What Is the Fabric MCP?

The Fabric MCP is designed for local deployment, allowing AI agents to interact with APIs and schemas securely, without direct access to your environment. It serves as a universal interface—much like a USB-C port for AI—that standardizes access to Fabric’s capabilities and enforces best practices in generated code.

Key features include:

  • Comprehensive API catalog: Browse and access detailed schemas, authentication requirements, parameters, and data types for all supported Microsoft Fabric workloads.
  • Rich item definitions: JSON schemas for Lakehouses, pipelines, semantic models, notebooks, and real-time analytics workloads, detailing item structures and constraints.
  • Built-in best practices: Guidance on pagination, error handling, and recommended patterns to standardize code quality and maintainability.
  • Local-first security: Runs entirely on your own infrastructure, generating code offline; no connection to live Fabric environments, keeping credentials and data secure.
  • Open-source and extensible: Fork, contribute, and expand MCP servers for other services or add your own templates and schemas.

Why Does MCP Matter for Data Analytics?

Large language models often struggle with real-world data application when they lack context from target environments. MCP bridges this gap by acting as a standardized protocol between AI systems and external tools/datasets. This enables agents to:

  • Discover API schemas and authentication requirements
  • Learn relationships between services
  • Generate optimized queries (e.g., KQL queries for Eventhouse or Azure Data Explorer)
  • Maintain context across services for multi-platform workflows

Microsoft provides MCP servers for other services, including Dev Box and SQL Server, all following a shared lightweight architecture.

What Fabric MCP Unlocks

  • AI-assisted item authoring: Agents generate or update Fabric artifacts aligned with API specifications and schemas, streamlining development.
  • Intelligent integration code: Scaffold scripts to call Fabric APIs, manage authentication, handle responses, and automate workflows.
  • Cross-platform orchestration: Leverage open MCP standards to coordinate scenarios across Dev Box, SQL Server, and Fabric within a consistent architecture.
  • Faster onboarding: AI agents deliver real-time context to new developers, reducing the need to memorize extensive documentation.
  • Consistent, secure architecture: Templates ensure scalability, security, and maintainability by default.
  • Focus on innovation: Reduces manual integration, allowing more attention to business logic and analytics.
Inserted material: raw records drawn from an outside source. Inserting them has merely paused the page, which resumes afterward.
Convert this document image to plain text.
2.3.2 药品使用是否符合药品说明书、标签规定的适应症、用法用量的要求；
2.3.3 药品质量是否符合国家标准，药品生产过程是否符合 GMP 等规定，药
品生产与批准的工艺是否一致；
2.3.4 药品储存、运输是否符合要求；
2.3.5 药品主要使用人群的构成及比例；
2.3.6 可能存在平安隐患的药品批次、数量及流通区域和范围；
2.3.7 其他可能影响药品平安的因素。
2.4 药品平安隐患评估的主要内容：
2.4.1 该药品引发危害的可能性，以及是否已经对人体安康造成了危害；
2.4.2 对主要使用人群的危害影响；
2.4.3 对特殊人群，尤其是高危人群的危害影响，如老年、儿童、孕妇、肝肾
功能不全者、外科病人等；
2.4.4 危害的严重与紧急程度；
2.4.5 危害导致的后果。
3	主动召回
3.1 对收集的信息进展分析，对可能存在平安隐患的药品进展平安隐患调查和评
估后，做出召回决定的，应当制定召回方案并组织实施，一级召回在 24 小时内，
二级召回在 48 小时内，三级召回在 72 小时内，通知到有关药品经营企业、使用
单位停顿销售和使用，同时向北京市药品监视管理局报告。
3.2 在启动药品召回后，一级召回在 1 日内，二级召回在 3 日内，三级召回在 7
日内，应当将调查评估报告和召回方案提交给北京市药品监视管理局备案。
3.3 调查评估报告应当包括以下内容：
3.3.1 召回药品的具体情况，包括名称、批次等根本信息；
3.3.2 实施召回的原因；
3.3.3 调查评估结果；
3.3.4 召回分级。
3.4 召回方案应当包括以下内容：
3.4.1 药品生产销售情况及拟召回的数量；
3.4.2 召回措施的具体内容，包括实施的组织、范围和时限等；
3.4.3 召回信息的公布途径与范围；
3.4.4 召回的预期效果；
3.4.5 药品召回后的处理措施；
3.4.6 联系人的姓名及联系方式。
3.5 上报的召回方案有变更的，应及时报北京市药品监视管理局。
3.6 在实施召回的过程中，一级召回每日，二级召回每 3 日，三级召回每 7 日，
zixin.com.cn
Getting Started with Fabric MCP

  1. Clone the repository:

    git clone https://github.com/microsoft/mcp
    
  2. Build and run the Fabric MCP server (requires .NET 9):

    cd mcp
    dotnet build servers/Fabric.Mcp.Server/src/Fabric.Mcp.Server.csproj
    dotnet run --project servers/Fabric.Mcp.Server/src/Fabric.Mcp.Server.csproj
    

    The server provides offline, read-only access to API definitions and item schemas; it does not perform live actions or access private tenant data.
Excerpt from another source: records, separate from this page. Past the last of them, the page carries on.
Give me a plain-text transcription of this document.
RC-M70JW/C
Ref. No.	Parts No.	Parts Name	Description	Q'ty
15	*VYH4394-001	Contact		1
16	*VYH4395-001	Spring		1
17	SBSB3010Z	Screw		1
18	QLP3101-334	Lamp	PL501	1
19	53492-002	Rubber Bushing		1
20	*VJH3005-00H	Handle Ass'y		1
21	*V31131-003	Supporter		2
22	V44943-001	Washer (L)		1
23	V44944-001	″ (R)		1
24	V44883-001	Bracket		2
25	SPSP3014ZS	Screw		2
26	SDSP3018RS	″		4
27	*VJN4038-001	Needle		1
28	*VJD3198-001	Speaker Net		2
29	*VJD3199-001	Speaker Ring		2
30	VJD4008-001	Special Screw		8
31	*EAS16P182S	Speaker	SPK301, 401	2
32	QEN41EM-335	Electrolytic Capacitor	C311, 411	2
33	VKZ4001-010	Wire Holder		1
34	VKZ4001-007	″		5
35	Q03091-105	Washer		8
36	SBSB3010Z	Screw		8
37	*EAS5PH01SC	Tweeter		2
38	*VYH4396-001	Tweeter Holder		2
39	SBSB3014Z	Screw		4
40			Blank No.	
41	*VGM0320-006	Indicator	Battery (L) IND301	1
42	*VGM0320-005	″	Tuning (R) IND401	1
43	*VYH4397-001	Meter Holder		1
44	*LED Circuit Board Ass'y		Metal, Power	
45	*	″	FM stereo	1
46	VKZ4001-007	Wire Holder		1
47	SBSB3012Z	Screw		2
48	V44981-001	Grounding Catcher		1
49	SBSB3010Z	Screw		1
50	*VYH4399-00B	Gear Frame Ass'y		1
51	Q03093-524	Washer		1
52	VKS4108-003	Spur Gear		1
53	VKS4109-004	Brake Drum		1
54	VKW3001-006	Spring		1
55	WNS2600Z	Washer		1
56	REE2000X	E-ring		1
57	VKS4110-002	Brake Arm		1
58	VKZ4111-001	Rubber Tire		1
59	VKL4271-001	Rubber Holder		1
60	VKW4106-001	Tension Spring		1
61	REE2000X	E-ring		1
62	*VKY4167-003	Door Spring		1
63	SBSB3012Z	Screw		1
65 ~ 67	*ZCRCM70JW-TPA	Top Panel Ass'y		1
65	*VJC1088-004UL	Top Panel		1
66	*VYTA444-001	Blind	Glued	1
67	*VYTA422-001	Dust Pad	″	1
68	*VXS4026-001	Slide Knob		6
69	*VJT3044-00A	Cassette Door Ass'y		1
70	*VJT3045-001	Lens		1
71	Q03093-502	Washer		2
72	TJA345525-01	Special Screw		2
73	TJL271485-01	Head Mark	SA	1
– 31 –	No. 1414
  3. Connect your AI agent or script: Use your preferred tool (e.g., GitHub Copilot in VSCode) to interact with the MCP server, generate code, or explore available workloads.
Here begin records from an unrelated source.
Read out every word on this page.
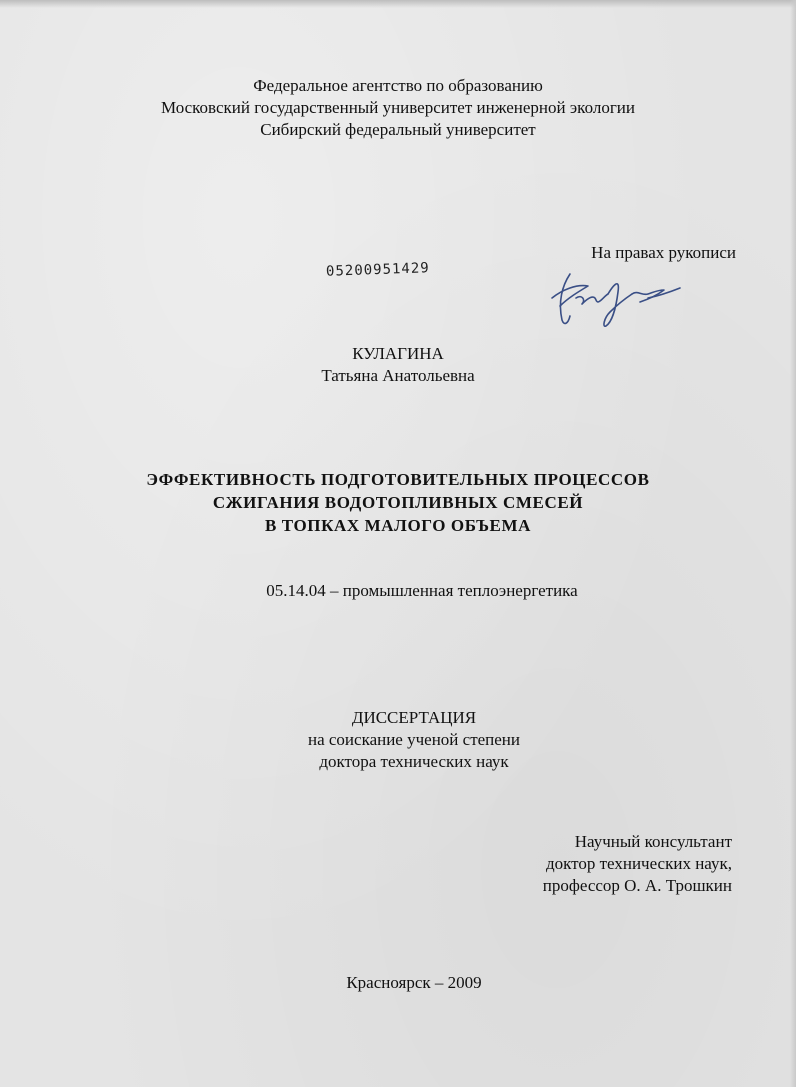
Федеральное агентство по образованию
Московский государственный университет инженерной экологии
Сибирский федеральный университет
На правах рукописи
05200951429
КУЛАГИНА
Татьяна Анатольевна
ЭФФЕКТИВНОСТЬ ПОДГОТОВИТЕЛЬНЫХ ПРОЦЕССОВ
СЖИГАНИЯ ВОДОТОПЛИВНЫХ СМЕСЕЙ
В ТОПКАХ МАЛОГО ОБЪЕМА
05.14.04 – промышленная теплоэнергетика
ДИССЕРТАЦИЯ
на соискание ученой степени
доктора технических наук
Научный консультант
доктор технических наук,
профессор О. А. Трошкин
Красноярск – 2009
  4. Share feedback and contribute: The MCP project welcomes contributions and feedback via GitHub. Suggest templates, raise issues, and join discussions to help shape the protocol’s evolution.

Looking Ahead

Fabric MCP is in preview, with future plans to expand templates, guidance, and hosted/remote-execution patterns. Compatibility with the wider MCP ecosystem across Microsoft is a prioritized goal. Community feedback will directly influence future enhancements.

Conclusion

The Fabric MCP lays the groundwork for AI-powered data analytics, giving both developers and AI agents the context needed to automate and streamline workflows in a secure, consistent manner. By open-sourcing the platform, Microsoft invites the community to accelerate innovation and shape the next era of AI-integrated analytics on Microsoft Fabric.